Friday, August 7, 2009
That Rhetorical Thing Where You Set Up a Misunderstanding that Nobody Actually Has and Then You Disabuse Them of It.
"...that rhetorical thing where you set up a misunderstanding that nobody actually has and then you disabuse them of it", as you called it, is such a powerful tool, K. It's really a very savvy use of desire, which, of course, is usually totally from the blue and left field, as in: there you are, thinking your chirping little thoughts, fiddling with pocket stuff, when a waft of bacon blows out the door of Trayf's Pizza and causes you to reconsider your plans, about-face, and grab a slice. Perfume, of course is designed to do this, just like bacon. As are ads. All these things set up a tension that must have been in you but dormant, like they're drawing a bowstring.

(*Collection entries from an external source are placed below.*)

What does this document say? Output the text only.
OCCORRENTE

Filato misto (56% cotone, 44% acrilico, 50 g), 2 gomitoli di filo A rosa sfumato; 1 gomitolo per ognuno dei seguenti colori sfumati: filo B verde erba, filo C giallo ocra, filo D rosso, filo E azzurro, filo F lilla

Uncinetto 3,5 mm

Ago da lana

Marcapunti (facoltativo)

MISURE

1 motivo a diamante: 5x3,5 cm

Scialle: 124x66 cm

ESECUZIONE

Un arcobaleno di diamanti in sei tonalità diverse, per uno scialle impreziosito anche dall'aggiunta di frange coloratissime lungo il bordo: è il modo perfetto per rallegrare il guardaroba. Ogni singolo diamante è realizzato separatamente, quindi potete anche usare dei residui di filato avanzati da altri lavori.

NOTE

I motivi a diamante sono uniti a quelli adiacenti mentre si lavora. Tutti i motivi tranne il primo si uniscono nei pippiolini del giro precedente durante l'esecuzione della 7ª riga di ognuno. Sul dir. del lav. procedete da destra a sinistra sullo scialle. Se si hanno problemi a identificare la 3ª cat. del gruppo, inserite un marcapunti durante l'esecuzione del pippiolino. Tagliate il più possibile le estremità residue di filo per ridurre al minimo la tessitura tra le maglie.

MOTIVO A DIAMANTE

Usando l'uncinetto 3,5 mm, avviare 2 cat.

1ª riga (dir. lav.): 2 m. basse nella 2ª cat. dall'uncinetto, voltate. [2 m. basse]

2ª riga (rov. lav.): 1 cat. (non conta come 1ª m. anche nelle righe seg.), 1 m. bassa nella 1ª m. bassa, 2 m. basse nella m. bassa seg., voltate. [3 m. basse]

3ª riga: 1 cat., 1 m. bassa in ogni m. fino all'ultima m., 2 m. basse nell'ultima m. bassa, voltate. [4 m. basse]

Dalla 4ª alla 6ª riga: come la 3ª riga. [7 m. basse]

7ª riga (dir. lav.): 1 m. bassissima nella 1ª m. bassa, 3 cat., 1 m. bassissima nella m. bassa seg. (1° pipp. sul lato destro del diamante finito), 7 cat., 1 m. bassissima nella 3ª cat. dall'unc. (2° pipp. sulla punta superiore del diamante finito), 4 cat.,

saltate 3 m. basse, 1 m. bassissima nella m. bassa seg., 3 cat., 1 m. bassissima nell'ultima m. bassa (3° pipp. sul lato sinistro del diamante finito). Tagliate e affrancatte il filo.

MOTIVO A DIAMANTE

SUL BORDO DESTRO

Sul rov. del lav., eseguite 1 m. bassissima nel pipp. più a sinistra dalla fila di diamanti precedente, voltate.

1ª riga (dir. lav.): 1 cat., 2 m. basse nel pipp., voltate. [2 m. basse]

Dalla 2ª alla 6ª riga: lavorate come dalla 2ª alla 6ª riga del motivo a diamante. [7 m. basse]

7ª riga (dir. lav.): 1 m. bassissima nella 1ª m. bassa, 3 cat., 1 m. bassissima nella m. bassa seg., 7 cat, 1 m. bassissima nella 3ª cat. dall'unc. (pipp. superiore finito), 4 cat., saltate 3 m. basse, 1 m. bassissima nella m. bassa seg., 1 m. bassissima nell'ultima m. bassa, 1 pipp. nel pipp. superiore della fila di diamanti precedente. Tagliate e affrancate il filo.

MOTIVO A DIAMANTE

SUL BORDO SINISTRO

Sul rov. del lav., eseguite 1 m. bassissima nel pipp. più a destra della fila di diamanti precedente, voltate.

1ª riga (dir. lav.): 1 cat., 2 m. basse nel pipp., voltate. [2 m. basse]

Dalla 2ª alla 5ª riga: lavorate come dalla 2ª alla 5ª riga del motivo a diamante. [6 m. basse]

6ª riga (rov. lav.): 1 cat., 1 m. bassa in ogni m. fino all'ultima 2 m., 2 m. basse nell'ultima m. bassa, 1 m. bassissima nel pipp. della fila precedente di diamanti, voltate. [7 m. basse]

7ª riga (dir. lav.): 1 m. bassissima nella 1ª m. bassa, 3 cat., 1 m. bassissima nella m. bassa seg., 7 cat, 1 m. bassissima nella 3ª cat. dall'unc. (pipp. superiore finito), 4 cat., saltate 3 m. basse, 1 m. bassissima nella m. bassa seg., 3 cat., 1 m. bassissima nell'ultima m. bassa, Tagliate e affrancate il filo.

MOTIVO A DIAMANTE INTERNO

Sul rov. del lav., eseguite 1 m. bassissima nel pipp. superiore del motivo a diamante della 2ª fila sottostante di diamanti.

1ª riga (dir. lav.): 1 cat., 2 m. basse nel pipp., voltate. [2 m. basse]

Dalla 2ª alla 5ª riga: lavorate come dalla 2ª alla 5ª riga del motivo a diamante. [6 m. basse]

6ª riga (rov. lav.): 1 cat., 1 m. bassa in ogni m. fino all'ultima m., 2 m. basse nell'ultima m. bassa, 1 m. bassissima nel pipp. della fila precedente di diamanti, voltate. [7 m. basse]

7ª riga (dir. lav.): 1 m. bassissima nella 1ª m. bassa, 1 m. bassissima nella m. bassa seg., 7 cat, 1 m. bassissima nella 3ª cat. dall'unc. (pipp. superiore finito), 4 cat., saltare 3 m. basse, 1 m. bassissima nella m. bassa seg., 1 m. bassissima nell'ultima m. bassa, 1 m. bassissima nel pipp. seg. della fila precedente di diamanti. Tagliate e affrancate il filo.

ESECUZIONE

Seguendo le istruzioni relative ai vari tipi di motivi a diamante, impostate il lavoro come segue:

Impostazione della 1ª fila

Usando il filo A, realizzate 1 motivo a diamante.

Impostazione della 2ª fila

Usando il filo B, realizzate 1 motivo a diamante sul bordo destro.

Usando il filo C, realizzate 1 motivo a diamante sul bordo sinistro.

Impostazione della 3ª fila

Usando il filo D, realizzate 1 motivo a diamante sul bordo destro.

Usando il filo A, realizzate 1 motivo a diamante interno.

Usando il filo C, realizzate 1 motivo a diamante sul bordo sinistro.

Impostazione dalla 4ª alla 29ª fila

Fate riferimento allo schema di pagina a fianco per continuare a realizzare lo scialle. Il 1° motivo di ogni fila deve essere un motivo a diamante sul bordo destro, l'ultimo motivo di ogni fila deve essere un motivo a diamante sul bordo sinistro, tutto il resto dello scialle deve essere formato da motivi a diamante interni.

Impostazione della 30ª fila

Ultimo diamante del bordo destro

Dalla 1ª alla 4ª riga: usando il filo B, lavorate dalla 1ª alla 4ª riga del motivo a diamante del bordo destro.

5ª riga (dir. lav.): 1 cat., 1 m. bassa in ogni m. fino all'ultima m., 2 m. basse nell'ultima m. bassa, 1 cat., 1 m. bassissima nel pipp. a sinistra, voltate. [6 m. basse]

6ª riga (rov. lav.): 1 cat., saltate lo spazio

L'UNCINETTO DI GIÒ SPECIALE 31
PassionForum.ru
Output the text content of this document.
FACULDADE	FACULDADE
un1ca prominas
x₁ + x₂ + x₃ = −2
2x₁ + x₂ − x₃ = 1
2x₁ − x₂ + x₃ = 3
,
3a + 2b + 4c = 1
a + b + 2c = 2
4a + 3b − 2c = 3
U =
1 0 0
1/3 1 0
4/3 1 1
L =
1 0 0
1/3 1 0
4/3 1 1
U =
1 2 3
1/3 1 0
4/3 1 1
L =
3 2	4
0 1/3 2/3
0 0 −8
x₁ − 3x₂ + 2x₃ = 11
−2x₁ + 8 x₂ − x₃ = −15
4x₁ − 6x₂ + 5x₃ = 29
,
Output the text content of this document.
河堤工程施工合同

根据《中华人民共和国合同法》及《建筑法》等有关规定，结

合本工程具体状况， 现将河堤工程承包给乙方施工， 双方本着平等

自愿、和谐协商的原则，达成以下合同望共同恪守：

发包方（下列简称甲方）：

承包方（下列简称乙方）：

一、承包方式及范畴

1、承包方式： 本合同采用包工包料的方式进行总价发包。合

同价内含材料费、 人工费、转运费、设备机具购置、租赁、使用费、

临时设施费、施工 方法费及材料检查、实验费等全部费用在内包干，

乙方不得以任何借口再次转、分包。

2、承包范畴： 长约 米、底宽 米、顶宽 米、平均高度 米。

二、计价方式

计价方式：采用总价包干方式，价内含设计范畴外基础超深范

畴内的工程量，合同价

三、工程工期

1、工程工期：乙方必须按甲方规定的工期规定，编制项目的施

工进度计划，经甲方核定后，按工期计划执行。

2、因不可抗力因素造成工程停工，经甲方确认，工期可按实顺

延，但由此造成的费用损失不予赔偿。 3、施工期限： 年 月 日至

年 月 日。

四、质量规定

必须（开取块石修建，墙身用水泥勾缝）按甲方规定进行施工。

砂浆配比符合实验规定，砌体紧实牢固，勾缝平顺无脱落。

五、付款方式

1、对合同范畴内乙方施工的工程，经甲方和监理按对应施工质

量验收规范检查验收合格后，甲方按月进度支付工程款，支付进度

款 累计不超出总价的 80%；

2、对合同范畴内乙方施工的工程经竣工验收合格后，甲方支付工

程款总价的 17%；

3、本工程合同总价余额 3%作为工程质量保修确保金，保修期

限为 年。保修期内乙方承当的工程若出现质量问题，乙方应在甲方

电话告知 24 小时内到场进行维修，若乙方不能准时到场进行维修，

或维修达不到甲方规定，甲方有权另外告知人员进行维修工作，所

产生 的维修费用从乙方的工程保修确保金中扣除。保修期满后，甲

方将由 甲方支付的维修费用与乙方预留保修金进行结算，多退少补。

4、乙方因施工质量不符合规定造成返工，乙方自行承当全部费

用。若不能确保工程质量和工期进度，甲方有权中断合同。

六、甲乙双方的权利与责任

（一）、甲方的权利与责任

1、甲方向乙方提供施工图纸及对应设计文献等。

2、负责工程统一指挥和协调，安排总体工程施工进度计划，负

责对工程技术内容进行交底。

So, what Nicholson Baker calls "...the primitive clawing pressure of wanting to know how things turned out" is the perfume of fiction, leading us on, making the conclusion available, etc etc etc... which is as good an explanation as I've ever dreamed up for David F. Wallace ending Infinite Jest the way he did: a mature reader is happy in the continuance of Don Gately's life beyond the end of the written-down part of it the same way that a mature lover is never really done...in other words: the need for a neat and tidy ending, preferably involving tension building to surprise and concussive denouement is the literary equivalent of the frat boy's one-minute stand. So why does raising a misunderstanding that nobody actually has and then resolving it count as low rhetorical form? Seems like flirting with the reader, giving her options, setting the table, making desire.